There have been news cycles dominated by Clinton controversies. Most of that coverage has focused on Clinton's use of a private email account, her alleged inaction during the deadly 2012 terrorist attack on a U.S. diplomatic compound in Libya, and inappropriate overlap between the Clinton Foundation and her former employers at the State Department.
But the coverage, at least on major news outlets, is seemingly unequal, and the disparity is making some media analysts uncomfortable, at least in particular instances.
"I think what's happening is that some journalists and news organizations think Trump is such an unusual and threatening candidate that they feel they have the right to bend or alter their ethical obligations," said John C. Watson, professor of journalism ethics at American University.
In Watson's view, it's a mistake for journalists to view Trump as an existential threat to democracy, and therefore break the rules of even-handedness.

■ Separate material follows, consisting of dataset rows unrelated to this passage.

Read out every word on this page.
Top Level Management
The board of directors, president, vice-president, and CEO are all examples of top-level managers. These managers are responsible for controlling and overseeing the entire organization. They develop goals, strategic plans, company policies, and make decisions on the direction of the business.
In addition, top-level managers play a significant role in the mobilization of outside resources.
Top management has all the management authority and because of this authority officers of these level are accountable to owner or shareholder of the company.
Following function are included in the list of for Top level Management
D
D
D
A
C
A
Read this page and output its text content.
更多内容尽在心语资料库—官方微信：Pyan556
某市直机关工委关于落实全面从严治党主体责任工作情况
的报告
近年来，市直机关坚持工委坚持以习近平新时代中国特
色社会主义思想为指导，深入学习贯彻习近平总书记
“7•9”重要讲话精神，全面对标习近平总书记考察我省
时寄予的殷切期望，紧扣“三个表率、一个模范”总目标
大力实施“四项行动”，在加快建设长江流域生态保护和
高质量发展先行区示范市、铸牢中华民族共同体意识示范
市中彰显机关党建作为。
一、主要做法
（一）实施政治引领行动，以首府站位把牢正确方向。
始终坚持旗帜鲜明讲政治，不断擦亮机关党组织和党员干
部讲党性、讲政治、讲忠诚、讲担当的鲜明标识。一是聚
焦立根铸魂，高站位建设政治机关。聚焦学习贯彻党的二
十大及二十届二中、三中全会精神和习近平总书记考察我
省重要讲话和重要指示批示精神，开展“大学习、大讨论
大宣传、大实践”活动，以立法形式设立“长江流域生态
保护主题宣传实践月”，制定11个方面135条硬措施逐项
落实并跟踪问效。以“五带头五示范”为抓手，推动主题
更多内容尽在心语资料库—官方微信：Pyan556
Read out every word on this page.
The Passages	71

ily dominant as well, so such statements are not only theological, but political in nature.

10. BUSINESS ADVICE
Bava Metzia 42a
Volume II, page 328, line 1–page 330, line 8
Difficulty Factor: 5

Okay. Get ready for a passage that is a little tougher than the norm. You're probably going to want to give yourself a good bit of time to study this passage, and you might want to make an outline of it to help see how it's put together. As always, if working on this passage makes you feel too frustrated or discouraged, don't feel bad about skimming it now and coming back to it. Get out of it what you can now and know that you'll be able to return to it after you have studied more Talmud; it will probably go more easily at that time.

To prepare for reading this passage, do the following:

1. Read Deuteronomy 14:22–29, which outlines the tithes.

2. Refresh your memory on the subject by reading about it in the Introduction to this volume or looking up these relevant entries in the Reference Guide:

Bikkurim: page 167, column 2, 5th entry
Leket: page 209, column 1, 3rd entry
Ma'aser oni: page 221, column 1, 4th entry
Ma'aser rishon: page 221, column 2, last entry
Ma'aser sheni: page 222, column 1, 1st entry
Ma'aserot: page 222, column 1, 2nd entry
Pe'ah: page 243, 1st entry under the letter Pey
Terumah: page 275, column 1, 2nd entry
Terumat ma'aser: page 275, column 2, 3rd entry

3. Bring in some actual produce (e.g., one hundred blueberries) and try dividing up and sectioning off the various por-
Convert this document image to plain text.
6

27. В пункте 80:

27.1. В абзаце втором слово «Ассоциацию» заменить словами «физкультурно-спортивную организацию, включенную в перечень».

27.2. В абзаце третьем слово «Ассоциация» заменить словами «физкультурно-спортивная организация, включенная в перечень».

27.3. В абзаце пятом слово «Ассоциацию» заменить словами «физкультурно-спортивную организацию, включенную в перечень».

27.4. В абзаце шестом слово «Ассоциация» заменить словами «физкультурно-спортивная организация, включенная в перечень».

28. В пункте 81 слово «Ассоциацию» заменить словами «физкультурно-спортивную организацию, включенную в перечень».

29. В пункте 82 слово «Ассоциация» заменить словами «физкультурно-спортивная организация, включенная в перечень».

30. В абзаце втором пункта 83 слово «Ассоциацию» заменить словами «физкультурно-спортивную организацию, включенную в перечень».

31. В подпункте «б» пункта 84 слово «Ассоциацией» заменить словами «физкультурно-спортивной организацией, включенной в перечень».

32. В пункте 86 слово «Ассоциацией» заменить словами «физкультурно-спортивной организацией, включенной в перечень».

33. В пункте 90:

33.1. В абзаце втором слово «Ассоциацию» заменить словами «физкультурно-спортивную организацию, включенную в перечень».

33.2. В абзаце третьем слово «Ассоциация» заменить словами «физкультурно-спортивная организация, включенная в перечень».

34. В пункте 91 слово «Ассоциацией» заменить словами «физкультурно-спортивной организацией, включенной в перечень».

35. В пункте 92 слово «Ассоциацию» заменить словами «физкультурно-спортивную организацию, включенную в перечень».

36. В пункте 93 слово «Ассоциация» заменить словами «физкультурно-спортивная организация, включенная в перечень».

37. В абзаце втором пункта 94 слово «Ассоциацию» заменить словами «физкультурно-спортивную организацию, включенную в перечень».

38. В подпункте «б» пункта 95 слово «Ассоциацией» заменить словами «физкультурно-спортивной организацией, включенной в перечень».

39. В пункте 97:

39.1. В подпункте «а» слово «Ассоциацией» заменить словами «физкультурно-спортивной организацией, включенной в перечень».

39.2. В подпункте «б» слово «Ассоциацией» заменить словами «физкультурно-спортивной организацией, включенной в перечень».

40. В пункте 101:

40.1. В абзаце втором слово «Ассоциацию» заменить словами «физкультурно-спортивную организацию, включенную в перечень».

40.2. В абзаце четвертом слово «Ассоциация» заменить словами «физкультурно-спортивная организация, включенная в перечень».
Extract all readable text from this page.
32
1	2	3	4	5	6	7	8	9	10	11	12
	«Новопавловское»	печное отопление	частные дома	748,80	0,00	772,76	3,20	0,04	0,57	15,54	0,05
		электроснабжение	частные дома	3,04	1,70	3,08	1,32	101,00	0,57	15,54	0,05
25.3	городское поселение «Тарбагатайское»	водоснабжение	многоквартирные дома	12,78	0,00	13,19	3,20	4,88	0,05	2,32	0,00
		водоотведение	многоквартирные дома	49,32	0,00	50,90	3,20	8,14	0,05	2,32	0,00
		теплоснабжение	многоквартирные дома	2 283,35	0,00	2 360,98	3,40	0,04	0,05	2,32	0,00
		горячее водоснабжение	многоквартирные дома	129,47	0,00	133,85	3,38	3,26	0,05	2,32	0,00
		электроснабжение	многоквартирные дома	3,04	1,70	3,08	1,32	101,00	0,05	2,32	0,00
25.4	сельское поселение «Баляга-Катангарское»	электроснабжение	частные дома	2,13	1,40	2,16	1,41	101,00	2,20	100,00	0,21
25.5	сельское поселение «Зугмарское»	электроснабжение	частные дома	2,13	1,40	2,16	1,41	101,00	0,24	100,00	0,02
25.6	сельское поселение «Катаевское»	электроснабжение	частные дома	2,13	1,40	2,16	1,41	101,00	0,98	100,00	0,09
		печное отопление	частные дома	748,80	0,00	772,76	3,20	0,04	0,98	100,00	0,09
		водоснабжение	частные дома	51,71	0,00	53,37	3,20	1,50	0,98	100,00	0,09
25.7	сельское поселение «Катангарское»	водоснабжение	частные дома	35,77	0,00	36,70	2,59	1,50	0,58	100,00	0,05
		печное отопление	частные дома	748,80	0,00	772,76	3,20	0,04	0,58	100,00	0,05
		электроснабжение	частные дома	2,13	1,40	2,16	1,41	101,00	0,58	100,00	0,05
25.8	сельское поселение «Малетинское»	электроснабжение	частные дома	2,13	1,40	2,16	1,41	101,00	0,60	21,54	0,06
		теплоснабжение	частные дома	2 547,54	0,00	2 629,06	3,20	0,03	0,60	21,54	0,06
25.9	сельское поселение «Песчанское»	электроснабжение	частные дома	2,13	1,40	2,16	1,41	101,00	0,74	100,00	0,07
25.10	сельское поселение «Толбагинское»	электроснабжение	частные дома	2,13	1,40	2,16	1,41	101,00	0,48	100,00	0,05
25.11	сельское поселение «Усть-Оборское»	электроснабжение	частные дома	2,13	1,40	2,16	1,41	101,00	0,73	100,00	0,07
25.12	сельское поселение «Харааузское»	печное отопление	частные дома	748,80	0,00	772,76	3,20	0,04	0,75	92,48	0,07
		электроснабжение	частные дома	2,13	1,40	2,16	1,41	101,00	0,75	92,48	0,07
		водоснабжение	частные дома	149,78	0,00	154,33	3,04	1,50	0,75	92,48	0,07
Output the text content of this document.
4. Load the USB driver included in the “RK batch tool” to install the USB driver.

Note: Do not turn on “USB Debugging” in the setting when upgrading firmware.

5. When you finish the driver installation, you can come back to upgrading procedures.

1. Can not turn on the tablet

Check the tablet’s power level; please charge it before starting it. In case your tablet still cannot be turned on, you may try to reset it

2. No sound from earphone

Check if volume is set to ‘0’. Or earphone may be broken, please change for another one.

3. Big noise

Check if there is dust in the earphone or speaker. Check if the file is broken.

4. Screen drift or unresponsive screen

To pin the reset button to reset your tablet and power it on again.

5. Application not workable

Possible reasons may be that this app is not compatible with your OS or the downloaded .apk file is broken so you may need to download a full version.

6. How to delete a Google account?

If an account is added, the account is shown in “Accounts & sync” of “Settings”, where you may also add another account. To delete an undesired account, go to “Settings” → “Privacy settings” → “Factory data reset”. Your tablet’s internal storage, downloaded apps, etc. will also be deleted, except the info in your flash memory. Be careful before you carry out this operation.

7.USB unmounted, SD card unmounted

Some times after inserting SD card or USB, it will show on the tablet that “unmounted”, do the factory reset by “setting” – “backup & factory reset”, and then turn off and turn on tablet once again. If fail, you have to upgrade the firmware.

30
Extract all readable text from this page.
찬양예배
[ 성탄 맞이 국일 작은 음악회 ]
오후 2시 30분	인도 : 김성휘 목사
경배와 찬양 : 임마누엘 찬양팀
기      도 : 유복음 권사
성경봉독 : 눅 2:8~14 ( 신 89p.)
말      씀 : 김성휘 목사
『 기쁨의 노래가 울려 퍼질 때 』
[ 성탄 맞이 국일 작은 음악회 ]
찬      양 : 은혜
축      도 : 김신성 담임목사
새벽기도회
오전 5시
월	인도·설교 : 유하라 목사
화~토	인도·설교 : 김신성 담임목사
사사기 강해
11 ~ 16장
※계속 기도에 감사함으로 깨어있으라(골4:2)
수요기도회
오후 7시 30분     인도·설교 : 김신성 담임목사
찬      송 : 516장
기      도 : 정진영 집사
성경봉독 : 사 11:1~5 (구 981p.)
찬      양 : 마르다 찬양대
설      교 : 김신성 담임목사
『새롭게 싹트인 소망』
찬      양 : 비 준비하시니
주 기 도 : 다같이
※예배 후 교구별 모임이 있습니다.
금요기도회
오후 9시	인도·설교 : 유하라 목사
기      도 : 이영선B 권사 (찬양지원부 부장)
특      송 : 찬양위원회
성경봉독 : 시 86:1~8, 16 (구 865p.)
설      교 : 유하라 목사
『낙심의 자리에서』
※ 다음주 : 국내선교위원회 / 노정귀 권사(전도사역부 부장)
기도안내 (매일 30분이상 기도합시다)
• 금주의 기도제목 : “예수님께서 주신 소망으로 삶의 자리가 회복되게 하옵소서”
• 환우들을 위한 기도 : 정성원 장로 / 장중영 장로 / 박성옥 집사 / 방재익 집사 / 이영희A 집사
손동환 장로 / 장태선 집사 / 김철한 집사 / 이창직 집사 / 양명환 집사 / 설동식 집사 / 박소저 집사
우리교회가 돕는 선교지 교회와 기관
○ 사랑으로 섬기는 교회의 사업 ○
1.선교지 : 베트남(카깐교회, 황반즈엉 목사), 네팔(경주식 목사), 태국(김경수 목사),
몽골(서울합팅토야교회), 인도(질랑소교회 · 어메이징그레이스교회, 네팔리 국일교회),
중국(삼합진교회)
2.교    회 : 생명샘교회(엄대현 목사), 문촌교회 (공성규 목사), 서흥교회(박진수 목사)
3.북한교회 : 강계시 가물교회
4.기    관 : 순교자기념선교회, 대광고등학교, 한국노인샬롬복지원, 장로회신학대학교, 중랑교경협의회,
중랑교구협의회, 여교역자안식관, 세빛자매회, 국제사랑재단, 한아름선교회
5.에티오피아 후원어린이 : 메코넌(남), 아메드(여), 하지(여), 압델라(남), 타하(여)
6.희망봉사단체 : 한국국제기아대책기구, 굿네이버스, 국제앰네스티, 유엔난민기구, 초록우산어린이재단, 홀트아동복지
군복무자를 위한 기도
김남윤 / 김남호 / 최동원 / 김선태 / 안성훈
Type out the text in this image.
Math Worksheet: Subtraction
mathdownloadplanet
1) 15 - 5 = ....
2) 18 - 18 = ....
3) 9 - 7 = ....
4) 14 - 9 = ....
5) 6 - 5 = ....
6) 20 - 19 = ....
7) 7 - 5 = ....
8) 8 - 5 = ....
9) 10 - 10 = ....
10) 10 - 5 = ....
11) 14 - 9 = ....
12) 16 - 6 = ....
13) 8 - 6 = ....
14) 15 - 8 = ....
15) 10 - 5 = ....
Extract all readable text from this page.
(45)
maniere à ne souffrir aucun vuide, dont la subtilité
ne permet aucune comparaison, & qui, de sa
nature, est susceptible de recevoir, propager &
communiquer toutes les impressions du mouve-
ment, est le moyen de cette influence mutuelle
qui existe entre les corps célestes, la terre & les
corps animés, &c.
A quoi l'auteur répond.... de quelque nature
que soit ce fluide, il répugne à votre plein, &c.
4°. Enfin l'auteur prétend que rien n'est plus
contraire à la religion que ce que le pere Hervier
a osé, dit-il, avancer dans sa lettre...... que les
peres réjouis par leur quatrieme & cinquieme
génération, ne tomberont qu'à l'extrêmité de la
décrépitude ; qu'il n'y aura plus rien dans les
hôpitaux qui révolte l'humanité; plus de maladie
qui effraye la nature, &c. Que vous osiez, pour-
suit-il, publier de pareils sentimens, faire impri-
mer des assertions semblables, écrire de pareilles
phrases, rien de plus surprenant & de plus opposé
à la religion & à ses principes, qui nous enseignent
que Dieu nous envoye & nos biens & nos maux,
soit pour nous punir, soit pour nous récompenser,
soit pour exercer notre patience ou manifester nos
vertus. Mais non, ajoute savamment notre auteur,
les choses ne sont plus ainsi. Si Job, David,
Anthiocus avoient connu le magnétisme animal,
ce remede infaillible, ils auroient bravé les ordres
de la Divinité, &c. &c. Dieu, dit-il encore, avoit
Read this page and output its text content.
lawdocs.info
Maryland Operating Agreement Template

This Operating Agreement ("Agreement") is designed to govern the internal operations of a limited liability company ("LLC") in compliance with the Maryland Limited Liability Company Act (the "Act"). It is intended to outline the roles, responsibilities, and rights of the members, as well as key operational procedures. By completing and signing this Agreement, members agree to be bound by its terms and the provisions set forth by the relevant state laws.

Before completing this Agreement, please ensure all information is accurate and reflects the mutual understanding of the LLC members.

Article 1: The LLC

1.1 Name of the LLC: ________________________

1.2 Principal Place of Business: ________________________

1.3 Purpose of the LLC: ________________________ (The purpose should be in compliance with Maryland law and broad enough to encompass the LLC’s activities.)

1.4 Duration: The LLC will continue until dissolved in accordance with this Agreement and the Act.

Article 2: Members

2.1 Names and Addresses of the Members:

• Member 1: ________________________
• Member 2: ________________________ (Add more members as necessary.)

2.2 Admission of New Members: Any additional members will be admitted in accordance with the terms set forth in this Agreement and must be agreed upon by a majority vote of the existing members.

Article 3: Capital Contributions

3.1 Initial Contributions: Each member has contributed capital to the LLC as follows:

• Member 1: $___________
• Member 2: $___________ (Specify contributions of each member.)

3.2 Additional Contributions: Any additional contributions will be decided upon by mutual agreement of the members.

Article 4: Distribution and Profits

But at the same time, he says Trump "warrants greater news coverage because what he says and does is very often more newsworthy."
FILE - Democratic presidential candidate Hillary Clinton speaks to members of the media on board her campaign plane as she travels to Tampa, Sept. 6, 2016.
In other words, whereas it may seem that the media are biased in favor of Clinton, it only appears that way because she hasn't "said or done as much horrible stuff as Donald Trump has," according to Watson.
Robert Drechsel, the recently retired director of the University of Wisconsin's Center for Journalism Ethics, agrees that the negative coverage has much more to do with the unusual nature of Trump's candidacy than any left-wing media conspiracy.
"Anyone who has been involved in media work would very quickly realize that that is not the way things work," Drechsel said. "It's something largely of his own making. It's just that Donald Trump has done and said so many things that have invited so much scrutiny that they tend to dominate the news coverage."
And dominating the news coverage is a strategy that Trump himself has embraced, at times explicitly.
In his 1987 book “Trump: The Art of the Deal,” Trump acknowledged that he sometimes behaves in an "outrageous" or "controversial" manner in order to attract media attention.
"From a pure business point of view, the benefits of being written about have far outweighed the drawbacks," Trump says in the book.
That media strategy appears to have worked for Trump this election — up to a point.
During the primary election, Trump was largely seen as having benefited from the extra media attention, in part because his unorthodox stances appealed to his hardcore base of supporters and helped him stand out among his 16 Republican rivals.
But during the general election, when Trump has faced just one major opponent and has needed to appeal to a larger and more diverse voter base, the extra scrutiny appears to have hurt him.
After the latest barrage of negative stories, Trump now finds himself down more than six points in a two-way race with Clinton, according to a polling average compiled by RealClearPolitics.
It could get worse; for instance, if more women come forward to accuse Trump of sexual misconduct or if, as rumored, additional tapes are released showing Trump making lewd comments.
If that happens, journalists will have the responsibility to report the facts, whether or not it is seen as fair, says Aly Colon, professor of media ethics at Washington and Lee University.
"The truth needs to be the priority in all these instances," he said. "They need to hold both of these candidates accountable for what they say, what they've said, and what they propose. And then the candidates have to answer that and deal with that themselves."